A huge, strong Black man named Rider is sent sprawling by grief when his young wife, Mannie, dies. He digs with a frenzy at her funeral, and his aunt is worried about him. He goes home--to the house he rents on Carothers Edmonds's estate, the old McCaslin plantation--and sees (or thinks he sees) Mannie's ghost. The next morning he goes to work at the sawmill but leaves after hurling an unbelievably large log down the hill. He buys a jug of alcohol, drinks profusely, and finally goes to the tool room at the mill, where a security guard named Birdsong runs a crooked dice game. Rider drunkenly accuses Birdsong of cheating--a just accusation--and cuts his throat.

A sheriff's deputy talks to his wife as she cooks supper and tells her about the lunatic man who, after his wife died, killed Birdsong. After they found Rider, the police took him to jail, but he ripped the door off the cell and fought the other prisoners. The sheriff tells his wife that the Birdsong boys accounted for 42 votes in the election for sheriff.

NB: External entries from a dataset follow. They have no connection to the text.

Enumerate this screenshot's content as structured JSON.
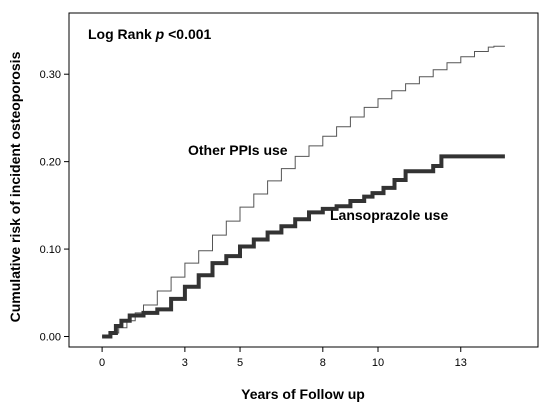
{
  "chart_data": {
    "type": "line",
    "step": true,
    "xlabel": "Years of Follow up",
    "ylabel": "Cumulative risk of incident osteoporosis",
    "xlim": [
      -1.2,
      15.8
    ],
    "ylim": [
      -0.012,
      0.37
    ],
    "x_ticks": [
      0,
      3,
      5,
      8,
      10,
      13
    ],
    "x_tick_labels": [
      "0",
      "3",
      "5",
      "8",
      "10",
      "13"
    ],
    "y_ticks": [
      0.0,
      0.1,
      0.2,
      0.3
    ],
    "y_tick_labels": [
      "0.00",
      "0.10",
      "0.20",
      "0.30"
    ],
    "grid": false,
    "legend": "none",
    "annotations": {
      "log_rank_prefix": "Log Rank ",
      "log_rank_p": "p",
      "log_rank_suffix": " <0.001"
    },
    "series": [
      {
        "name": "Other PPIs use",
        "color": "#555555",
        "x": [
          0,
          0.3,
          0.6,
          0.9,
          1.2,
          1.5,
          2.0,
          2.5,
          3.0,
          3.5,
          4.0,
          4.5,
          5.0,
          5.5,
          6.0,
          6.5,
          7.0,
          7.5,
          8.0,
          8.5,
          9.0,
          9.5,
          10.0,
          10.5,
          11.0,
          11.5,
          12.0,
          12.5,
          13.0,
          13.5,
          14.0,
          14.2,
          14.6
        ],
        "y": [
          0.0,
          0.004,
          0.01,
          0.018,
          0.027,
          0.036,
          0.052,
          0.068,
          0.084,
          0.098,
          0.116,
          0.132,
          0.148,
          0.163,
          0.178,
          0.192,
          0.206,
          0.218,
          0.229,
          0.24,
          0.251,
          0.262,
          0.272,
          0.281,
          0.289,
          0.297,
          0.305,
          0.313,
          0.32,
          0.326,
          0.331,
          0.332,
          0.332
        ]
      },
      {
        "name": "Lansoprazole use",
        "color": "#333333",
        "x": [
          0,
          0.3,
          0.5,
          0.7,
          1.0,
          1.5,
          2.0,
          2.5,
          3.0,
          3.5,
          4.0,
          4.5,
          5.0,
          5.5,
          6.0,
          6.5,
          7.0,
          7.5,
          8.0,
          8.5,
          9.0,
          9.5,
          9.8,
          10.2,
          10.6,
          11.0,
          11.5,
          12.0,
          12.3,
          12.8,
          13.5,
          14.6
        ],
        "y": [
          0.0,
          0.004,
          0.012,
          0.018,
          0.024,
          0.027,
          0.031,
          0.043,
          0.057,
          0.07,
          0.084,
          0.092,
          0.103,
          0.111,
          0.119,
          0.126,
          0.134,
          0.142,
          0.146,
          0.149,
          0.155,
          0.16,
          0.164,
          0.17,
          0.179,
          0.189,
          0.189,
          0.195,
          0.206,
          0.206,
          0.206,
          0.206
        ]
      }
    ]
  }
}
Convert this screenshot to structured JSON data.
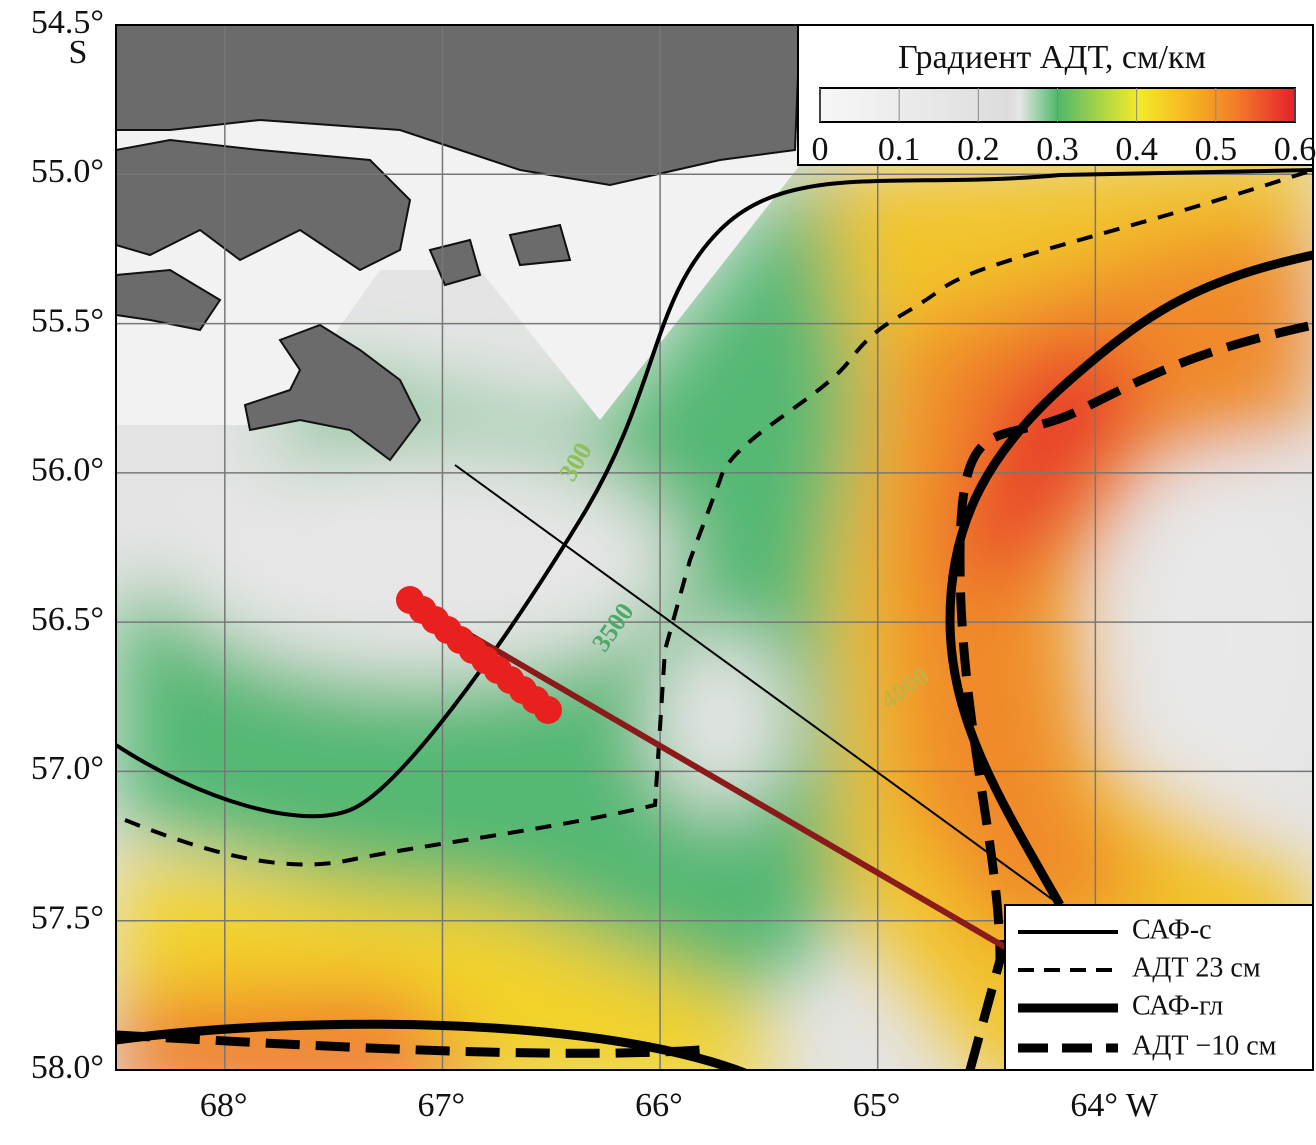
{
  "map": {
    "xaxis": {
      "lim": [
        68.5,
        63.0
      ],
      "ticks": [
        {
          "value": 68,
          "label": "68°"
        },
        {
          "value": 67,
          "label": "67°"
        },
        {
          "value": 66,
          "label": "66°"
        },
        {
          "value": 65,
          "label": "65°"
        },
        {
          "value": 64,
          "label": "64° W"
        }
      ]
    },
    "yaxis": {
      "lim": [
        54.5,
        58.0
      ],
      "hemisphere": "S",
      "ticks": [
        {
          "value": 54.5,
          "label": "54.5°"
        },
        {
          "value": 55.0,
          "label": "55.0°"
        },
        {
          "value": 55.5,
          "label": "55.5°"
        },
        {
          "value": 56.0,
          "label": "56.0°"
        },
        {
          "value": 56.5,
          "label": "56.5°"
        },
        {
          "value": 57.0,
          "label": "57.0°"
        },
        {
          "value": 57.5,
          "label": "57.5°"
        },
        {
          "value": 58.0,
          "label": "58.0°"
        }
      ]
    },
    "colorbar": {
      "title": "Градиент АДТ, см/км",
      "lim": [
        0,
        0.6
      ],
      "ticks": [
        0,
        0.1,
        0.2,
        0.3,
        0.4,
        0.5,
        0.6
      ]
    },
    "contour_labels": [
      "300",
      "3500",
      "4000"
    ],
    "legend": [
      "САФ-с",
      "АДТ 23 см",
      "САФ-гл",
      "АДТ −10 см"
    ]
  }
}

Two days later, Rider's body was found hanging from the bell-rope in a schoolhouse, and the coroner proclaimed the verdict of death at the hands of person or persons unknown.

Analysis

In some ways, "Pantaloon in Black" is the least connected of all the stories in Go Down, Moses; Rider is not a McCaslin, and he is not a part of the larger history of the book. His one link to the other characters is that he rents a house from Carothers Edmonds, described in this story as "the local white landowner" as if to show Edmond's distance from events. But this story is nevertheless important to the thematic development of Go Down, Moses because it explores themes of masculinity, family, and grief that are indirectly important throughout the stories and because the lynching it depicts is the most brutal instance of racial conflict in the book.

Go Down, Moses deals constantly with questions of patrimony, of the qualities passed on from father to son. "Pantaloon in Black" looks at the idea of masculinity and strength; in showing how, despite all his strength, Rider is unable to overcome his grief, the story emphasizes the importance that family can assume in a man's heart. (Lucas might very well have behaved this way if Molly divorced him.) Throughout the story, Rider refuses to accept weakness of any kind; as he drinks the jug of alcohol, he snarls, "Try me, big boy," as if talking to his own feelings, and he later tells his aunt that if God wants to help him, God can come to him. But he cannot escape his feelings simply by being strong, and his ghostly vision of Mannie in their house represents this inescapability.

The final section of this story, the deputy's monologue to his disinterested wife about the behavior of the crazy man, shows the shocking extent of misunderstanding, racial hatred, and casual acceptance of horrific violence that were central to race relations in Faulkner's world. The deputy interprets all of Rider's actions as signs that he did not care about his wife's death and can casually shrug off the lynching because the Birdsong boys represented a great many votes for the sheriff. Rider's terrible personal struggle in the first part of the story is reduced to utter insignificance; in this sheriff's mind, it didn't even exist.